Zwar setzen Versandhandel und die wachsende Akzeptanz elektronischer Lesegeräte dem Buchhandel zu. Zwar bewegen sich die großen Ketten seit einigen Jahren auf Schlingerkurs und reduzieren ihre Flächen. Dadurch jedoch eröffnen sich gewisse neue Spielräume für kleine, unabhängige Buchhändler und die mittelständischen regionalen Filialisten. „Zugunsten betriebswirtschaftlicher Kennzahlen und eines straffen Controllings ist bei dem ein oder anderen Großen das Bibliophile vielleicht etwas auf der Strecke geblieben“, analysiert Christian Binder, der, ob als Architekt bei Umdasch oder als Unternehmer, an der Planung mehrerer hundert Buchhandlungen beteiligt war.
Das Bibliophile wiederentdecken
Dieses Bibliophile, die Leidenschaft fürs Buch, entdecken einige inhabergeführte Buchhandlungen neu und formen daraus ihr Geschäftskonzept.
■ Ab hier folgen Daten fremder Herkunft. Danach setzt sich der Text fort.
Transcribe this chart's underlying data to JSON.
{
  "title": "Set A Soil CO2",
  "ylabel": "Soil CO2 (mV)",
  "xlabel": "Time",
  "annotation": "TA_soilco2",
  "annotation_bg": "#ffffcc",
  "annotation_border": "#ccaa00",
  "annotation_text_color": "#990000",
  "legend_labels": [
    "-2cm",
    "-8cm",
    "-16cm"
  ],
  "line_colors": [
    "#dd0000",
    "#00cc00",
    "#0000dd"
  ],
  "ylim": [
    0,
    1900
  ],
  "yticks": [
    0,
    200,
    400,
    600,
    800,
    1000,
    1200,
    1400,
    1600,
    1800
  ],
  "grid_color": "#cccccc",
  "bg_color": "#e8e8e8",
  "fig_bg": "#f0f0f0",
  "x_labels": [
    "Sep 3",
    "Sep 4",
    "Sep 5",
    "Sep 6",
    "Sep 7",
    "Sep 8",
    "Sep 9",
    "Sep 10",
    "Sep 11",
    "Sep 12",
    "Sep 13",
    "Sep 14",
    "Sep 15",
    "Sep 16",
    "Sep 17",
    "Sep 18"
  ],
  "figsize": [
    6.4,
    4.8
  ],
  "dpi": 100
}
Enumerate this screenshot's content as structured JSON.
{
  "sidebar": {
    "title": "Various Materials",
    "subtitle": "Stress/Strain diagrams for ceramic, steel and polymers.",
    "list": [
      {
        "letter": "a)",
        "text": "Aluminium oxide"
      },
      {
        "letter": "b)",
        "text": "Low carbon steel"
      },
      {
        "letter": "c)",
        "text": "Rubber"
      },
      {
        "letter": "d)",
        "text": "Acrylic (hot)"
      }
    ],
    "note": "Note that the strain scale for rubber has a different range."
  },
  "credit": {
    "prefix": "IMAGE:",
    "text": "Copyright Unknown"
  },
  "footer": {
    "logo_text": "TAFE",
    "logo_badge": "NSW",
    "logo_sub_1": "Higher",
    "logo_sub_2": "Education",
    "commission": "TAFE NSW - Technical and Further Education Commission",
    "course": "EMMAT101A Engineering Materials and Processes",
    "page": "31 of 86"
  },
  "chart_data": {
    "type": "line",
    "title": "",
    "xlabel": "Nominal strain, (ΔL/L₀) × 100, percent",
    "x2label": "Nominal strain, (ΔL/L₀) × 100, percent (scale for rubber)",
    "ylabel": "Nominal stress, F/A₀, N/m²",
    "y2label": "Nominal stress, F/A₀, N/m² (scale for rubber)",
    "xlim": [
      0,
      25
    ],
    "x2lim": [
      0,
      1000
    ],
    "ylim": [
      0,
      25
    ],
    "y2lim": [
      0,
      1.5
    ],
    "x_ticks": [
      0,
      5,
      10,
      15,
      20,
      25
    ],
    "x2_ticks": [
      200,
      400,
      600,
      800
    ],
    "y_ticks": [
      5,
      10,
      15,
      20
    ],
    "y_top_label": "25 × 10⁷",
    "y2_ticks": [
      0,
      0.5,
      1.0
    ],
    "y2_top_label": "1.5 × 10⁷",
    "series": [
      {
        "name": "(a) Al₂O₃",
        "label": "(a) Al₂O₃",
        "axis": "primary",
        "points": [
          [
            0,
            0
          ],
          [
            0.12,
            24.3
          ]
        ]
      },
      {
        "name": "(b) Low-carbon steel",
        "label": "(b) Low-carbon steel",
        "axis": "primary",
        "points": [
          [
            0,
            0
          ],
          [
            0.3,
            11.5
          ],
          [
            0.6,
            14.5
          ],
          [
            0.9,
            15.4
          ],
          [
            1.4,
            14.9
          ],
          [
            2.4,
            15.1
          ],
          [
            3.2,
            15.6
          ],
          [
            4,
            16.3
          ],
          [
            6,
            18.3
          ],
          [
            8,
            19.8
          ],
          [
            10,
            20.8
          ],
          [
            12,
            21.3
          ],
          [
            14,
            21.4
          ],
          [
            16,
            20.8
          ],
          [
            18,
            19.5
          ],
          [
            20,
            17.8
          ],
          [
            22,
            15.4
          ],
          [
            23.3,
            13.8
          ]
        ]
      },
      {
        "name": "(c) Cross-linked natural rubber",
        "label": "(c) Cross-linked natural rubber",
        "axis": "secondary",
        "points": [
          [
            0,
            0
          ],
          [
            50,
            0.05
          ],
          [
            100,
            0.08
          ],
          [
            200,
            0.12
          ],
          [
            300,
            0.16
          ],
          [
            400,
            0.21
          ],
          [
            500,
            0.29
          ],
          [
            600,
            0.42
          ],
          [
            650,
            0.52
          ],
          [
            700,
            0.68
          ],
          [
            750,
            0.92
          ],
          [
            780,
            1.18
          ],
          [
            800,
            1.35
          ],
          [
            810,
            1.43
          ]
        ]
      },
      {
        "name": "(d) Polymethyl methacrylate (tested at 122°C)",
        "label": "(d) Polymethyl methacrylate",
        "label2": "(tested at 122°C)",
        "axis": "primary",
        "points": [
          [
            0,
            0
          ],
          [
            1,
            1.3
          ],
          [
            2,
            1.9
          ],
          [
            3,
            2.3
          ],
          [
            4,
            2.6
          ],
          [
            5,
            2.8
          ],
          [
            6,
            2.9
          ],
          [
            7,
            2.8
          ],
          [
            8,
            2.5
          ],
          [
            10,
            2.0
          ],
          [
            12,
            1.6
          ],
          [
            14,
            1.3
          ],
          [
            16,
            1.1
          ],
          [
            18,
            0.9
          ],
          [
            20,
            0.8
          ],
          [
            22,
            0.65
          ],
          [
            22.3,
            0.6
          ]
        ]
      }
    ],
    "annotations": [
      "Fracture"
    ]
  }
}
Der Buchhändler wird wieder zum Kurator, der mit seiner Expertise aus dem Meer von Titeln eine personalisierte Vorauswahl „fischt“, die der Kunde goutiert.
Ob Wohnzimmer-Interieur, Eckkneipe oder mallorquinische Finca als stimmungsvolle Kulisse, hängt vom Sortiment und den individuellen Vorlieben ab, sagen die Planungs-Experten – ob mit markanten Farbthemen, besonderen Materialien, ob mit Teppich oder Holzdielen als Bodenbelag. „Ich kann heute kein allgemeingültiges Buchhandels-Konzept mehr überstülpen“, sagt Peter Struwe von Christenhusz. „Aber ich kann den Buchhändler dabei unterstützen, seine persönlichen Vorlieben und Nischen herauszufiltern und mit unserem Know-how als Innenarchitekten und Ladenbauer Laden und Ware emotional umzusetzen.“ Innenarchitektur und Psychologie sind gefragt, meint Matthias Kreft, Chef der 1962 gegründeten Kreft Innenausbau GmbH, die auf die Planung und Einrichtung von Buchhandlungen spezialisiert ist. Die betriebswirtschaftliche Situation im Buchhandel lässt laut Kreft keine großen Sprünge zu. „Die Hemmschwelle ist hoch, die Angst vor großen Rechnungen enorm“, so Kreft. Daher sind die DIY-Methode, der Besuch im schwedischen Möbelhaus oder der Anruf beim befreundeten Schreiner für manchen Buchhändler die naheliegenden Lösungen. Zwar rät Kreft nicht grundsätzlich davon ab: „Es muss nicht immer der komplette neue Auftritt sein, oft bieten sich Möglichkeiten der Umrüstung, zum Beispiel Warenträger lassen sich verändern. Bei der Beleuchtung, besonders wichtig im Buchhandel, ist in den letzten Jahren extrem viel Interessantes passiert, was nicht zwangsläufig mit hoher Investition einhergehen muss.“ Kreft rät: „Ein Buchhändler sollte wenigstens für ein erstes Gespräch einen Experten hinzuziehen, um sich zumindest mal aufzeigen zu lassen, was alles so geht.“
Fotos: Atelier 522 (1), Büro für Inneneinrichtung Beate Wild (1), Kreft Innenausbau-Team (1), Leifhelm Eventfotografie (1)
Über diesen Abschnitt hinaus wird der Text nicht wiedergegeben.